Przejdź do treści
Strona główna

menu-top1

  • Blogerzy
  • Komentarze
User account menu
  • Moje wpisy
  • Zaloguj

Myślozbrodnia

Magdalena Figurska, 25.01.2015
Ten krótki tekst kieruję do moich Szanownych Czytelników, zarówno tygodnika „Warszawska Gazeta”, jak i mojego blogu na niezależna.pl. Miałam tę sprawę pozostawić własnemu biegowi, ale po 23 stycznia otrzymałam wiele maili na skrzynkę redakcyjną na Home.pl jak i na swój prywatny adres, który dla nikogo nie jest, chociażby dzięki Fb, tajemnicą. Stwierdziłam więc, że moje wyjaśnienie  należy się Czytelnikom, szczególnie że spędziliśmy wspólnie ponad pięć lat.

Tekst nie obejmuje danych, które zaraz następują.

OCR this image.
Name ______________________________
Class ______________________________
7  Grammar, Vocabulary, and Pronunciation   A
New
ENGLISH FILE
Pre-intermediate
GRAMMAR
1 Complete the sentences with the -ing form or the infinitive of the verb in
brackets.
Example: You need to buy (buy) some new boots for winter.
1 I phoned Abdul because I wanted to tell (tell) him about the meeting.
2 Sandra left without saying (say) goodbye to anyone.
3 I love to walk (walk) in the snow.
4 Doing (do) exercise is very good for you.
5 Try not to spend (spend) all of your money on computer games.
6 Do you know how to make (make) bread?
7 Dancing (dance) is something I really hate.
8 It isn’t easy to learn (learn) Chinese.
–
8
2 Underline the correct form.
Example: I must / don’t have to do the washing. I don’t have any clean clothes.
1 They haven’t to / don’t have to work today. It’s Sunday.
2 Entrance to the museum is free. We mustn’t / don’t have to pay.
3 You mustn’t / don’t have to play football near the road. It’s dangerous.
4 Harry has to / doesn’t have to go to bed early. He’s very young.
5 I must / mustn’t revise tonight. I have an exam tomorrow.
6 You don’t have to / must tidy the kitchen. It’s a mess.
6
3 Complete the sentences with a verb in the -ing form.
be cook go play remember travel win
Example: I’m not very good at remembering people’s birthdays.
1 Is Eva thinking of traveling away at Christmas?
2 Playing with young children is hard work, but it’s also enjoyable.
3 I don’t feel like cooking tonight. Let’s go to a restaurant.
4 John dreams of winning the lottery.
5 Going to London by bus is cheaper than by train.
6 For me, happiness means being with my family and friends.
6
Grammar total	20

Z dniem 23 stycznia zostałam poinformowana o rozwiązaniu ze mną umowy na pisanie felietonów pn. Qchnia Polityczna do „Warszawskiej Gazety”.  Nie było to dla mnie zaskoczeniem, bo od przynajmniej roku, moje poglądy rozmijały się z przesłaniem i polityczną linią tygodnika, który, po „Polsce Niepodległej” stał się drugim, choć mniej formalnym, organem Ruchu Narodowego. Byłam więc na to przygotowana od dawna, czemu dawałam wyraz w swoich tekstach, z krytyczną ironią odnoszących się do tzw. „trzeciej drogi”.

http://naszeblogi.pl/487…
http://naszeblogi.pl/447…
http://naszeblogi.pl/423…
 
Uzasadnieniem decyzji o zerwaniu ze mną współpracy przez red.nacz. P.Piotra Bachurskiego,  była moja nielojalność i hipokryzja. Na czym miałaby ona polegać? Ponieważ zdarza się, że kontaktujemy się mailowo z innymi Autorami w różnych, nie tylko redakcyjnych sprawach, jeden z takich listów, dodam prywatny, posłużył za obrzucenie mnie takimi epitetami. Wyraziłam w nim swój niedosyt po przeczytaniu tekstu – który był wywiadem, wg moich prywatnych odczuć, powierzchownym i zbyt poprawnym politycznie, nic niewnoszącym do powszechnie znanych faktów. Za to Autor mojego maila, okazał się aż nadto lojalny i nie bacząc na prawo prasowe ani ochronę korespondencji, przesłał mojego maila  redaktorowi naczelnemu, tłumacząc się później, że potraktował go jako mail od  czytelniczki. Której jednak nie odpowiedział. Cała sytuacja uświadomiła mi, że nadal żyjemy w czasach PRL-u i nawet media, określające się jako „wolne i niezależne”, nadal wykorzystują stare metody, jak prywatną korespondencję, by pozbyć się niewygodnych dziennikarzy.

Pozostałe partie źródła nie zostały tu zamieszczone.